Rubrik: Bildgestaltung

Porträt mit Blickkontakt – ja oder nein?

2002-06-17 Es gibt eine Reihe ausgezeichneter Porträtfotografen, die sagen: "Das Modell muss unbedingt in die Kamera schauen!" Es gibt ebenso viele, ebenfalls ausgezeichnete Fotografen, die sagen: "Das Modell darf nie in die Kamera schauen!" Beide können das auch begründen. Aber wer hat nun rechter als der andere?  (Jürgen Rautenberg)

  • Bild Porträt - der Denker [Foto: Jürgen Rauteberg]

    Porträt - der Denker [Foto: Jürgen Rauteberg]

Fotografisch sind diese konträren Standpunkte sekundär. Sie werden wohl eher mit der Psyche – der einmaligen Gefühlsstruktur jedes Menschen und der dadurch bedingten individuellen Arbeitsweise des Fotografen zusammenhängen. Jeder Mensch aber propagiert die Überzeugungen, die seiner Arbeitsweise, also seinem Wesen, entsprechen. Tun Sie selbst anderes?

Gestalterisch haben beide Formen – Blick in die Kamera oder nicht – ihren logischen Sinn. Der kann sich bei Amateur- und Berufs-, bei Porträt- und Werbefotografen allerdings erheblich unterscheiden. Ein Porträt ist ja kein Passbild. Nicht das figürlich Äußere, sondern die Persönlichkeit des Porträtierten soll im Bild sichtbar werden. Nehmen wir ein Beispiel: Menschen, die offen und stets zu Gespräch und Diskussion bereit sind, die auf ihr Gegenüber zugehen, suchen den Kontakt und schauen ihr Visavis an. Nehmen Sie aber einen Grübler, einen eher introvertierten Menschen, dann ist dieser so auf sich selbst, auf seine Gedanken bezogen, dass er seine Umwelt kaum wahrnimmt und auch den Blickkontakt nicht sucht. Und schon haben Sie ein Schema für Ihre nächste Porträtsitzung: Vorwärtsleute = Blick in die Kamera, Grübler = Blick nach "innen", Schwärmer = Blick zum Himmel! Nur, bitte: Zum Dogma darf so etwas nie erklärt werden.

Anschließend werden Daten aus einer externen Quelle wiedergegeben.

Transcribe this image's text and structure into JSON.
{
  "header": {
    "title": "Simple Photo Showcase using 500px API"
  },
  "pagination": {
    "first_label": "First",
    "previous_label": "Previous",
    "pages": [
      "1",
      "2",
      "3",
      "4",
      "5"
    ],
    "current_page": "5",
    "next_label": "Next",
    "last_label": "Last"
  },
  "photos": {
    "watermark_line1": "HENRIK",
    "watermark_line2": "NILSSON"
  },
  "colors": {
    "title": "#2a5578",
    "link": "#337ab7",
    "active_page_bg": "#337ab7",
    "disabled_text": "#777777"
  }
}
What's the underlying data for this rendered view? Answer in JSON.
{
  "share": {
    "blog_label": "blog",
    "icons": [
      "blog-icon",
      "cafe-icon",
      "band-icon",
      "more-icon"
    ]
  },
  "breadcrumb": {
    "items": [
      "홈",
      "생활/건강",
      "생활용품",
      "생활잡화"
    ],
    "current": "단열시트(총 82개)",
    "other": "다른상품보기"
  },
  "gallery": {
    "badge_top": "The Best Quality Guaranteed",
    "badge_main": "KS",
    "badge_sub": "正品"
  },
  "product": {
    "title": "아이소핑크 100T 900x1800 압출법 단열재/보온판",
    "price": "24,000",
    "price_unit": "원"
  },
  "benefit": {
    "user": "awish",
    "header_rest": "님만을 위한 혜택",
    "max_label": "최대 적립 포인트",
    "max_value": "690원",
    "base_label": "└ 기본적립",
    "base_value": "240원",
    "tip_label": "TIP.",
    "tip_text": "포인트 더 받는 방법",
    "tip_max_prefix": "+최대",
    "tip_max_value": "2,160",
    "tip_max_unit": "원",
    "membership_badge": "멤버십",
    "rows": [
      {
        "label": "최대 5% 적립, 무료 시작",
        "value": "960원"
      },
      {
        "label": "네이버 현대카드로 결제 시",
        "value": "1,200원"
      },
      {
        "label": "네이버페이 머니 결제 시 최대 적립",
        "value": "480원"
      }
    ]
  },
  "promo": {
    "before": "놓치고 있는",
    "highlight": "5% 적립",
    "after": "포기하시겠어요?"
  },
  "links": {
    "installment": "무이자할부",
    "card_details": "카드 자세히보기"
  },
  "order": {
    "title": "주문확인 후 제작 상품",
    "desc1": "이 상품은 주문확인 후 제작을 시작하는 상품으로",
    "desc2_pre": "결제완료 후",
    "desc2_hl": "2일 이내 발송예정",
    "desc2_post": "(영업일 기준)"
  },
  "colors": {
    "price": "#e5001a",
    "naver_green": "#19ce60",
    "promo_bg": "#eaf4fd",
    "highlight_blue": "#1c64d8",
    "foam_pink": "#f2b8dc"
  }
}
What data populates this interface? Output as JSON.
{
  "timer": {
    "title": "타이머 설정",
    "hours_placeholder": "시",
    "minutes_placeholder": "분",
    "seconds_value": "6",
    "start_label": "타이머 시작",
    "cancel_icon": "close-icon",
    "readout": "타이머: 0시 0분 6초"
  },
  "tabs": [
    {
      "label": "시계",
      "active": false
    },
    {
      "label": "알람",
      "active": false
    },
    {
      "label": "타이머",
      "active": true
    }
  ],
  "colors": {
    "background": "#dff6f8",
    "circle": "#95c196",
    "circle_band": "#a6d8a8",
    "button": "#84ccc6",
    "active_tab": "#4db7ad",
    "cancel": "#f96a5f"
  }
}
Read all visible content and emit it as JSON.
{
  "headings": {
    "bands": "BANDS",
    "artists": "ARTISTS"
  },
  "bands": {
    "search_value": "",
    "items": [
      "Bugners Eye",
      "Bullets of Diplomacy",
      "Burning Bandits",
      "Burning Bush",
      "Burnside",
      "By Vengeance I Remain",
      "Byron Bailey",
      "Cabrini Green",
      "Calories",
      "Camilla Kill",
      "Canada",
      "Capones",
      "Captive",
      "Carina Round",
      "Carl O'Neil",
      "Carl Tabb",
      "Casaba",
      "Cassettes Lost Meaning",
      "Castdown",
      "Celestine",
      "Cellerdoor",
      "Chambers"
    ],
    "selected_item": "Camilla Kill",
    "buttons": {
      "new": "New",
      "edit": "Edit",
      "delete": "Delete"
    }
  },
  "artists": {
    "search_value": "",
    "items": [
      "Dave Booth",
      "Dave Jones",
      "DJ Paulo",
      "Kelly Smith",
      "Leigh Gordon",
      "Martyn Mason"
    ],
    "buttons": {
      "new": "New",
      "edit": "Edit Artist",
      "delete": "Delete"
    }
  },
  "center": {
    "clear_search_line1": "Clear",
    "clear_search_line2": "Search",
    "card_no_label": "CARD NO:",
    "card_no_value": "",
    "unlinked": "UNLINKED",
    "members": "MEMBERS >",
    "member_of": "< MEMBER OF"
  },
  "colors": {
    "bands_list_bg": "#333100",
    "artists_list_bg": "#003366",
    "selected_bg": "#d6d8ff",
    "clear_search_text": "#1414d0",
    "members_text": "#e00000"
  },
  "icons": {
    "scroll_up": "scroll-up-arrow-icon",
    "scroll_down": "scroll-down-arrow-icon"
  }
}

Die Werbung hat eine völlig andere Motivation. Nicht die Schönheit des Models, feminin oder maskulin, bestimmt deren Wirkung, sondern der Absatzerfolg. Wer jemanden von einem Argument oder der Qualität einer Leberwurst überzeugen will, der darf nicht gleichzeitig Löcher in die Luft starren. Ihr Gegenüber glaubt Ihnen nur, wenn Sie ihm die Dinge ins Gesicht sagen. Eine Bestätigung dafür finden Sie in jedem Werbespot, in jeder guten Anzeige. Doch, doch – aus der Werbung können Sie lernen, die Jungs wissen, was sie tun!

  • Bild Porträt - der Andere [Foto: Jürgen Rauteberg]

    Porträt - der Andere [Foto: Jürgen Rauteberg]

Wie Sie ein Porträt anlegen, was Sie an Form, Stimmung oder Aussage hineinlegen wollen, hängt von vielen Überlegungen ab. Wir präsentieren Ihnen zur Erläuterung zwei Bilder ein und desselben Herrn, um Ihnen zu zeigen, wie das Wesen eines Menschen durch gezielten Einsatz fotografischer Hilfsmittel beeinflusst werden kann. Achten Sie auf die Unterschiede. Nicht nur die Blickrichtung variiert. Der Fotograf hat auch Mimik und Haltung, ja sogar die Kleidung verändert, um das Charakteristische der beiden Posen verstärkt herauszuarbeiten. Nehmen wir als Beispiel Licht und Schatten, die Ausleuchtung also. Der "Denker" wird von links seitlich mit kleinem Reflektor hart angestrahlt, das Haar von rechts schwach aufgehellt. Das arbeitet die Gesichtsform heraus und schafft Dramatik. Der schwarze Hintergrund isoliert ihn von der Umwelt. Der Andere – die Festlegung auf einen Beruf überlassen wir Ihnen – steht Ihnen zugewandt im Frontallicht. Die Lippen sind geöffnet, damit er antworten kann, sobald Sie endlich den Mund halten. Die Augen sind auf Sie gerichtet. Kurz: Er will Sie überzeugen!

Es gibt also nicht immer nur den einen richtigen Weg – schon gar nicht bei Fotos. Von Situation zu Situation muss der Fotograf sich fragen: "Welche Gestaltungsmittel setze ich ein, damit meine Botschaft beim Betrachter optimal ankommt?"